Poppy was sitting now on a long, low oyster velvet-covered couch and Ian watched from a careful distance as she talked to Felix. Felix stood by the couch, neither comfortable nor uncomfortable, at peace in his trousers and leather shoes and jacket and the bow tie that he had insisted on wearing in spite of Patrizia and Roman's objections. Ian could see the way Poppy treated Felix with graceful kindness, a reverence that she reserved for very few people. She looked at him thoughtfully, patiently, recognizing his complex inner life and dignifying what others might have deemed his eccentricities by listening to him, answering his questions, allowing his truthful eyes to rest on her.

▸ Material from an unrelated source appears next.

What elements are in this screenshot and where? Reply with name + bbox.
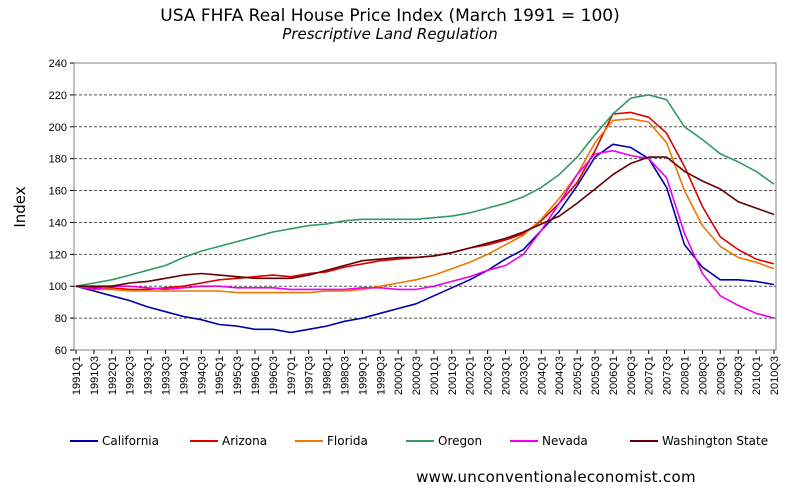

Later, when Felix had gone to sleep and Poppy and Ian were seated on a different couch, this one a chesterfield upholstered in sovereign blue, having been unable to avoid each other for an entire evening, the two of them balanced dessert plates on their laps amid a large group engaged in conversation about sports, politics, technology, and television. At first, Ian had thought of offering his opinion on a recent political scandal but the actual idea dissolved in his brain and he found himself unable to understand why anyone would care about the incident. Similarly, Poppy considered proffering her thoughts on the latest hot movie star and whether he was hotter or less hot than another hot actor but as she was opening her mouth it occurred to her that she was completely uninterested in the subject. In keeping the nature of their relationship a secret, she and Ian were carrying on their own private conversation, not spoken but some internal communication that heightened the energy connecting them and kept them close. Joyful, afraid, joyfully afraid, they sat at either end of the long sofa, smiling at other people, pretending to listen, nibbling at their ganache, falling more and more in love.

SO IT REALLY WAS
a tragedy when the housekeeper told Jonathan about the receipts and souvenirs and Jonathan told Steve about Poppy's affair with Ian and Steve told Ian that he, Ian, was Poppy's biological father. Steve was a ferociously intelligent self-made mogul who had scaled the sheer-glass mountainsides of the international real estate community to become a member of the planetary elite. He was sixty-two, and he was wearing a bespoke suit on his large, unmuscular frame. He stood up and took his jacket off, hanging it carefully on the back of his chrome-and-leather chair, and walked around his desk to position himself, as he rolled up his shirtsleeves, to sit, just barely, on the front of the desk, looking down at Ian. After explaining to him how he knew that Ian was Poppy's father and that he wanted Ian to never tell Poppy of this relationship, because, of course, as Ian would agree, such knowledge would be devastating to her, Steve insisted, effectively, that Ian sign a confidentiality agreement. Therefore, in spite of Ian's feelings for Poppy, in spite of his stunned recognition that he was facing, for the first time in his life, a moral dilemma—the kind of thing that in his mind only occurred in screenplays and nineteenth-century novels—in spite of his idea of himself as a good and relatively speaking noble person, when Ian broke up with Poppy and hurt her more than she could possibly understand, he was not legally permitted to tell her why.